Imagine that you present to an emergency department with 
left-sided chest pain and need to be worked up for possible myocardial 
infarction (MI). Would you want the lab to use the most sensitive assay 
available or use the less sensitive assay because it has been used for years? 
Embracing change with open arms isn’t always easy but this particular 
one—implementing high-sensitivity cardiac troponin (hs-cTn) assays—is here now, 
and it is our duty as laboratorians to get on board.
The use of increasingly 
sensitive cTn assays for excluding or diagnosing acute MI has become universal. 
With several hs-cTn assays already U.S. Food and Drug Administration (FDA)- 
approved and more on the way, many U.S. laboratories have already or are in the 
process of implementing the new assays. For those labs who are not embracing the 
move, now is the time for a unified approach to implementation.
At the Sunday 
AACC University session, “Clinical Laboratory Practice Recommendations for Use 
of High Sensitivity Cardiac Troponin Assays,” the speakers, all of whom have 
participated in hs-cTn assay research and also implemented these tests 
clinically, included Fred Apple, PhD, Brad Karon MD, PhD, Judd Hollander, MD, 
and Allan Jaffe, MD. They shared evidence-based background with the audience 
about why it’s smart to switch and practical tips about how to incorporate high 
sensitivity cTn independent of which assay (cTnT or cTnI) is being implemented. 
The session covered both clinical and analytical aspects.
From the analytical 
point of view,  Apple discussed the recommendations in the IFCC guidelines with 
the important message being “to know your assay” as all assays are not the same. 

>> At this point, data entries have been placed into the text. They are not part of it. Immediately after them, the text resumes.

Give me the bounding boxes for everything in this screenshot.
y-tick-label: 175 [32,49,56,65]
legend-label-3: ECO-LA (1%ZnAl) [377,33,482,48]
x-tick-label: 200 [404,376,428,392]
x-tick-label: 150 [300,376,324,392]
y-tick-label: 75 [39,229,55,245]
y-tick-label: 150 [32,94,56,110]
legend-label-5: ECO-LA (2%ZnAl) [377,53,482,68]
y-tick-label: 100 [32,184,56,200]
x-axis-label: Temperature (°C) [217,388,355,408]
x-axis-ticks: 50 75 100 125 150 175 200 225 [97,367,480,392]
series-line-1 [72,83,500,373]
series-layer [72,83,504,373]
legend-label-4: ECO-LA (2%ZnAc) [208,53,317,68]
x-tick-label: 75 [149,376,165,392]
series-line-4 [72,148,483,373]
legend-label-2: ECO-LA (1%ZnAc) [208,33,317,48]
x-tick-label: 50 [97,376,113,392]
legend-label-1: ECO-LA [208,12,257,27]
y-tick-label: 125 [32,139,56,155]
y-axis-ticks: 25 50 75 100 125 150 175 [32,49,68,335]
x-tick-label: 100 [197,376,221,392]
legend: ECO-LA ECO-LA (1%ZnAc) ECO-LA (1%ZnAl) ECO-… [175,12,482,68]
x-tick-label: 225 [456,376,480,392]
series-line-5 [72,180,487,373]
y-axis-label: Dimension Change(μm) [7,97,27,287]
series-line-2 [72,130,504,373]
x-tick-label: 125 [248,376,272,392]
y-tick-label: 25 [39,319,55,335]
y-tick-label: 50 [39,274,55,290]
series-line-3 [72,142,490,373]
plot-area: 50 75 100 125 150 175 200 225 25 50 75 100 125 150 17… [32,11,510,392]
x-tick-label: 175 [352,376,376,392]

Karon discussed the laboratory experience in the use of the high sensitivity 
assays for the past year and one thing stood out: platform to platform 
variability exists, and calibrations can also lead to variability in the 
assays.
Organizations face two major challenges during implementation. The 
first involves a change in reporting units. Second, hs-cTn assays should have 
sex-specific rather than total 99th percentile figures. Overcoming these 
challenges boils down to proper education and communication between 
laboratorians and clinicians.
Speaking from the clinical point of view, 
Hollander, who is an Emergency Medicine Physician, spoke on the importance of 
clinicians working together with the laboratory in implementing the 5th 
generation troponin assay. He made it very clear to the audience that when it 
comes to the clinical use of troponins in the ER, “Any troponin is worse than no 
troponin and more troponin is worse than less troponin.” He also reminded the 
audience that troponin levels are an aid to diagnosis and do not mean MI is 
present as there may be increase due to other myocardial injury or non-cardiac 
causes.
To further re-iterate the clinical use of high sensitivity troponin 
assays, Jaffe in his presentation used real life cases to demonstrate that 
elevated troponins even with a delta of zero may need to be looked at more 
closely and may be a pointer to a more serious disease. This can happen 
especially in atypical patients like those with MI with non- obstructive 
coronary arteries (MINOCA).
Some providers have concerns that hs-cTn assays 
may yield higher false positive results, but the speakers emphasized this is not 
necessarily the case. This would be true, however, when comparing some 
insensitive 4th generation assays to the new hs-cTn assays. With the new assays, 
a positive result will be clinically meaningful since levels above the 99th 
percentile will not be due to analytical issues.
All the speakers agreed on 
the fact that an important aspect of interpretation is the use of the delta 
value rather than individual numbers.
Based on early data from the CONTRAST 
study, Apple advised strongly against substituting a cTn I assay with a cTn T 
assay. There’s not a perfect correlation between these assays, and if a lab 
switches from one to the other, a full method validation with significant 
communication to clinicians about the change will be necessary.
Using point 
of care (POC) assays in the emergency department may lead to an initial false 
negative result since these tests are not nearly as sensitive as lab-based 
hs-cTn assays. The speakers strongly advised labs to meet the turn-around time 
of <60min for hs-cTn assays and not switch between a POC assay and a 
lab-based test. At this time, the speakers stressed, using a POC cTn assay will 
not offer any benefits in settings where hospital labs perform hs-cTn 
testing.
Apple in his conclusion said, “Do not be afraid to move forward with 
the high sensitivity assays, it is the best in patient care for troponin 
assays.” Given this deep dive into hs-cTn assays, the speakers hope attendees 
will move forward expeditiously in implementing these new diagnostic tools.